Sunday 17 November 2013

The Greatest Moral Challenge of our Time: One Progressive Response to Climate Change.

Can we please stop talking about the facts?

I know that seems odd: today as many of you will know was the National Day of Action on Climate Change. Lovely turn out, nice speeches, representation by a lot of progressives and activists, including my local ALP member, Senator and many party colleagues.

And of course, facts and evidence are prevalent at these gatherings, as they often are when the ALP and Greens and general activists talk about climate change.

But when we talk about facts, or the evidence, then the facts themselves because the centre of the debate. Who commissioned them; whether scientists have vested interest in seeking grant money; whether definitions are correct and comparable; what anyone means by 'global', 'climate' and 'warming'. The debate becomes heavy and ripe with a lot of confusion, and arguing with someone for twenty minutes on The Drum about how they don't understand the evidence doesn't exactly demonstrate the sort of clarity the debate needs. Focussing on the evidence brings the evidence into question; makes it contestable.
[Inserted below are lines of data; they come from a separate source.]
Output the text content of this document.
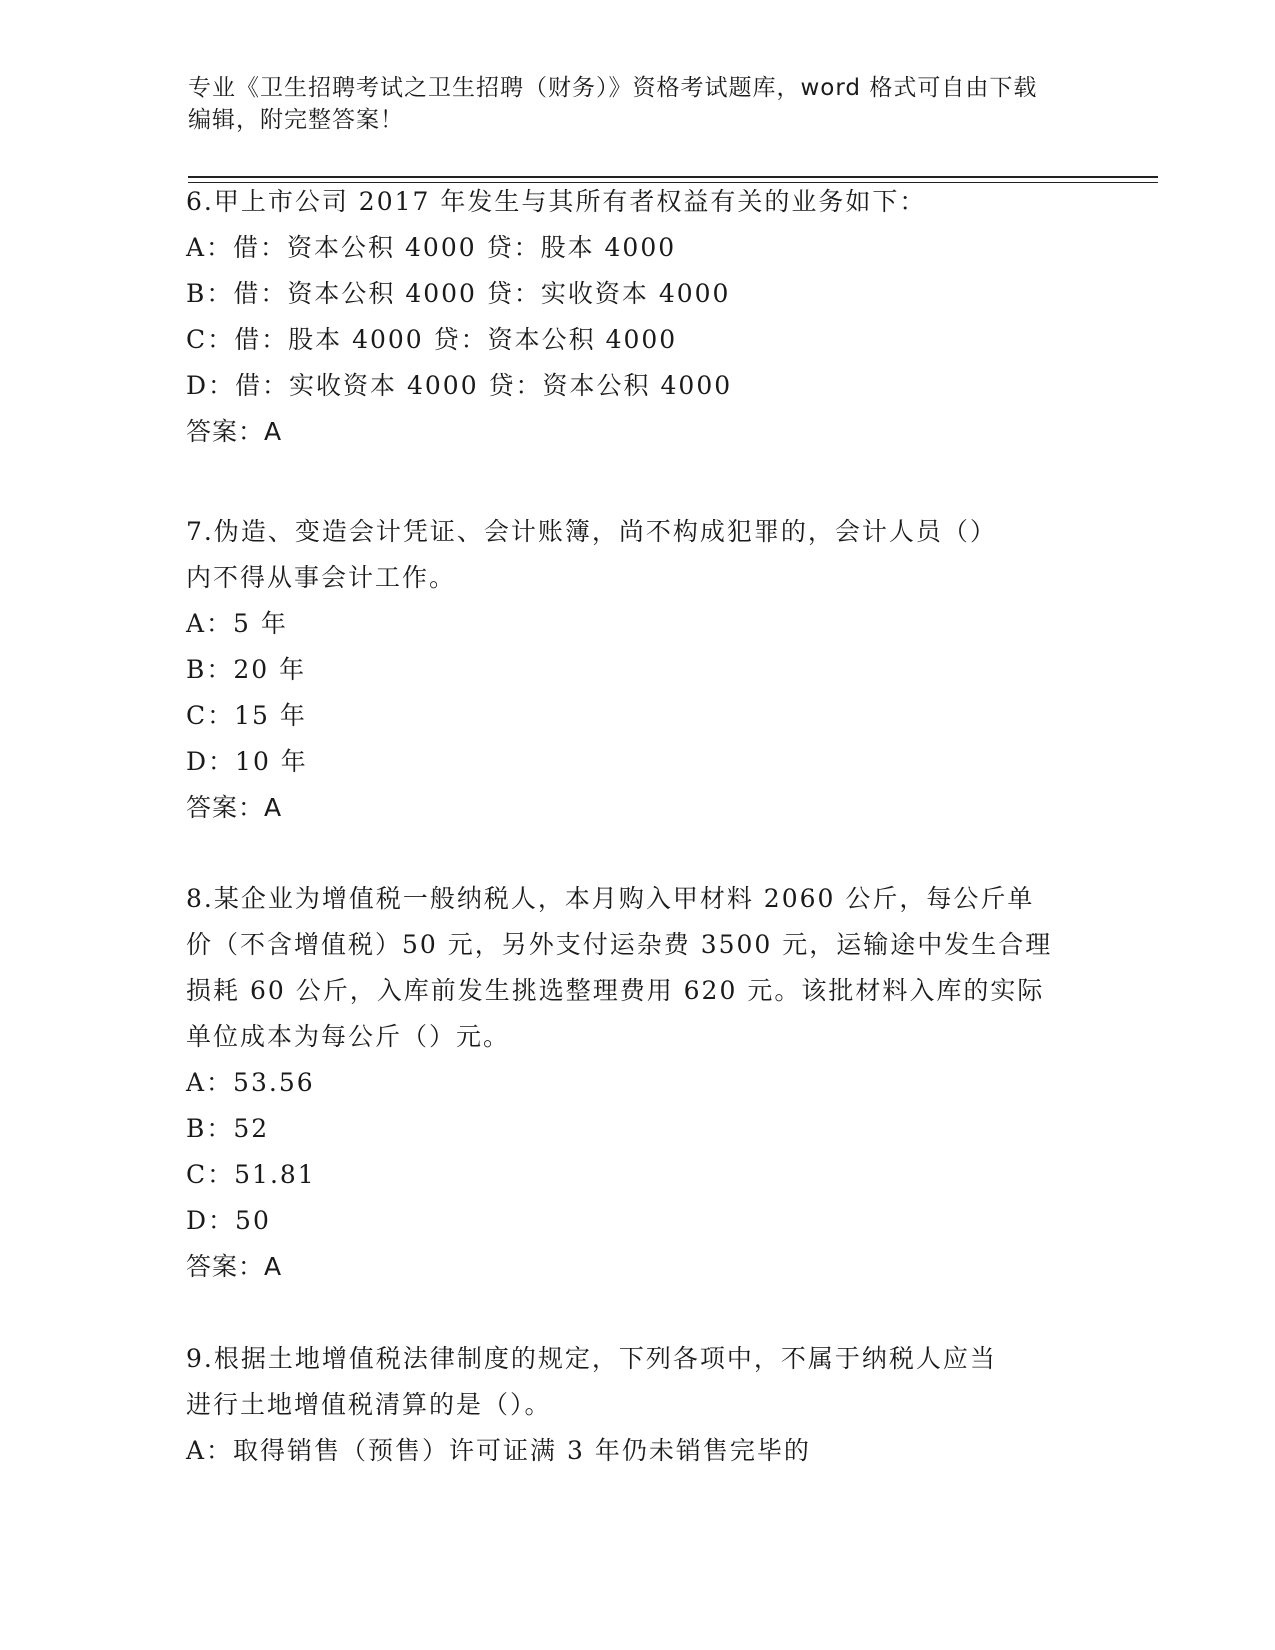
专业《卫生招聘考试之卫生招聘（财务）》资格考试题库，word 格式可自由下载
编辑，附完整答案！
6.甲上市公司 2017 年发生与其所有者权益有关的业务如下：
A：借：资本公积 4000 贷：股本 4000
B：借：资本公积 4000 贷：实收资本 4000
C：借：股本 4000 贷：资本公积 4000
D：借：实收资本 4000 贷：资本公积 4000
答案：A
7.伪造、变造会计凭证、会计账簿，尚不构成犯罪的，会计人员（）
内不得从事会计工作。
A：5 年
B：20 年
C：15 年
D：10 年
答案：A
8.某企业为增值税一般纳税人，本月购入甲材料 2060 公斤，每公斤单
价（不含增值税）50 元，另外支付运杂费 3500 元，运输途中发生合理
损耗 60 公斤，入库前发生挑选整理费用 620 元。该批材料入库的实际
单位成本为每公斤（）元。
A：53.56
B：52
C：51.81
D：50
答案：A
9.根据土地增值税法律制度的规定，下列各项中，不属于纳税人应当
进行土地增值税清算的是（）。
A：取得销售（预售）许可证满 3 年仍未销售完毕的
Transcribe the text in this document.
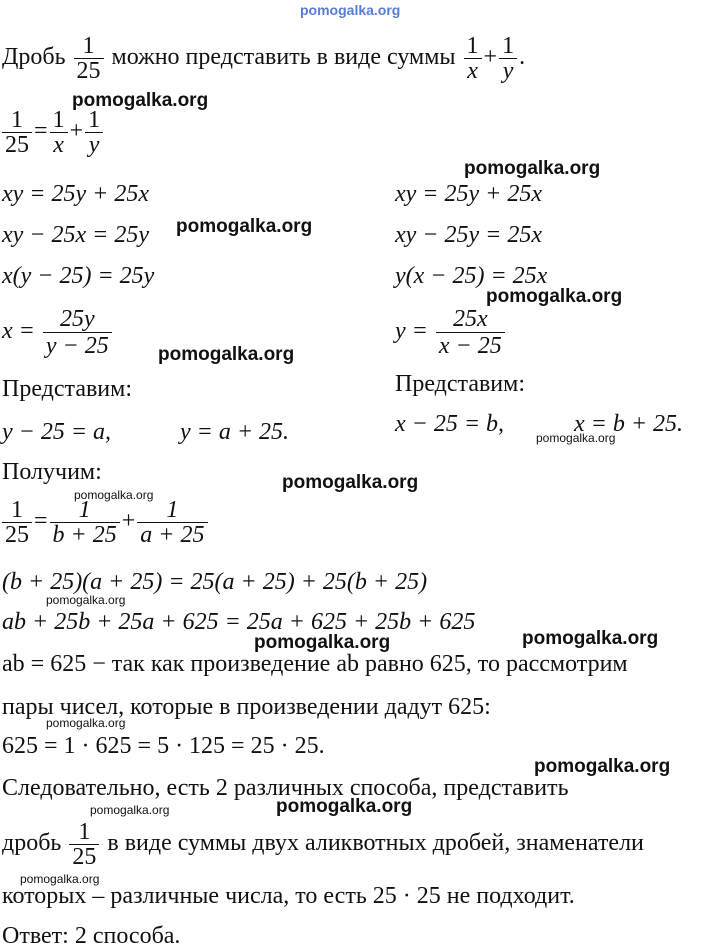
pomogalka.org
Дробь $\frac{1}{25}$ можно представить в виде суммы $\frac{1}{x} + \frac{1}{y}$ .
pomogalka.org
$\frac{1}{25} = \frac{1}{x} + \frac{1}{y}$
pomogalka.org
xy = 25y + 25x
xy − 25x = 25y pomogalka.org
x(y − 25) = 25y
$x = \frac{25y}{y - 25}$ pomogalka.org
Представим:
y − 25 = a,	y = a + 25.
xy = 25y + 25x
xy − 25y = 25x
y(x − 25) = 25x
pomogalka.org
$y = \frac{25x}{x - 25}$
Представим:
x − 25 = b,	x = b + 25.
pomogalka.org
Получим:	pomogalka.org
pomogalka.org
$\frac{1}{25} = \frac{1}{b + 25} + \frac{1}{a + 25}$
(b + 25)(a + 25) = 25(a + 25) + 25(b + 25)
pomogalka.org
ab + 25b + 25a + 625 = 25a + 625 + 25b + 625
pomogalka.org	pomogalka.org
ab = 625 − так как произведение ab равно 625, то рассмотрим
пары чисел, которые в произведении дадут 625:
pomogalka.org
625 = 1 · 625 = 5 · 125 = 25 · 25.
pomogalka.org
Следовательно, есть 2 различных способа, представить
pomogalka.org
pomogalka.org
дробь $\frac{1}{25}$ в виде суммы двух аликвотных дробей, знаменатели
pomogalka.org
которых – различные числа, то есть 25 · 25 не подходит.
Ответ: 2 способа.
Fundamentally, climate activism has relied on everyone being rational, which is generally speaking not a great assumption to make about humanity. (See also mainstream economics, homo economicus and how we fucked that up.)

Facts don't convince the people who need to be convinced - if they did, we'd have convinced them. And the actions of conservatives have cleverly called the facts into question, essentially through the use of value propositions to create an emotional connection with the populace.

"The weather is always variable" is a values statement; so is the proposition that "we shouldn't do anything to harm growth" - and that's doubly problematic as we still often define 'growth' as productivity created through extractive processes. So we're caught in not being able to clearly articulate and conceive of what a post-coal world looks like, and thereby people in Gippsland and in the Hunter fall prey to scare campaigns and fears and who can blame them?  They have a job now digging stuff up; sure it'll end, but not now, not now - it will definitely end if the coal fired station shuts down and there's no alternative for them that guarantees them a job.

Climate anti-activism isn't denial of the evidence; it's based on values which regard the evidence as either flawed or irrelevant, or views the potential harm to our current economic structures as too great. (How great a harm is too great?  Well that's a value proposition too.)

In 2007, one man had the political nous to make climate change a clarion call, a moral issue. Building up expectations, Kevin Rudd was felled by those same expectations - it can't be that much of a moral issue if you completely fuck it up - but there was briefly the chance there for a new narrative, not bogged down in 'what the science says' or disputes over facts.

It's that clarity, that sense of moral purpose that progressives must return to if we want to succeed in making the argument. Pollution should be prevented not because of the wealth of evidence about climate change but because in and of itself polluting is a bad thing.

I'm not asking progressives to ignore the science; I'm saying the argument we have fundamentally drags us down into the science, when what we need is not facts at the core of our purpose, but a genuinely moral stance. Keep it simple, stupid.

And until we make that shift, conservatives will be appealing to doubters by muddying the waters; a contested argument cannot convince information-poor and swinging voters. Only clarity can - and conservatives can muddy the facts all they want, but they cannot contest a clear sense of morality.

So please, lay off the facts, tone down the evidence and be absolutist. Say something like this at the rallies:

We come here because we know that this planet is ours for stewardship and for care. We come here because what we have done to our planet is poor, and badly done. We have seen it in oil spills; we have seen it in the ozone layer; we have seen it in the way our chemicals have seeped into the lifeblood of this world, changed the life around us, and not for the better. We cannot trust that we will muddle a way through this time, as we have muddled our way through other problems in older times; we act to curb pollution now because we must and because it is the right thing to do.

We have treated this world too often as one big rubbish tip, and this must stop.

We have not asked what damage we cause, by pouring into the air and sea the refuse of our lives, and this must stop.

We have all too often assumed that what this world is just there for the taking, and the using, and this too must stop.

There are some who say this change is too great or too costly; that it is not needed, that the world is not changing too quickly or too badly. I say - we say - that through this work we will have cleaner air, better water, a richer realm to leave for our children and more sustainable energy sources for a brighter world. If the world is not at risk, then we will still have all those things - cleaner air, better water, a more bountiful world with greater diversity, richer soil and cheaper energy and how are these things not good?

It will not be easy; we will have to change our ways, change the way we think about sourcing our energy and disposing of our garbage. But it will not be too hard; already many people have the opportunity to think; to pause, and to consider. We recycle. We use water-hardy plants in our gardens. We use energy efficient appliances, and much renewable energy is already being used in our grids, to power our homes, without cause for complaint.

It is these little things we do together; all the little steps we take that help - Government has a role to ensure that we can take those steps, by investing in renewable energy, by setting standards and goals, by ensuring that those who pollute greatly will pay.

It is this cause that we all support: after all, there's a common saying - "Don't shit where you eat." I think it's time we started making that a reality.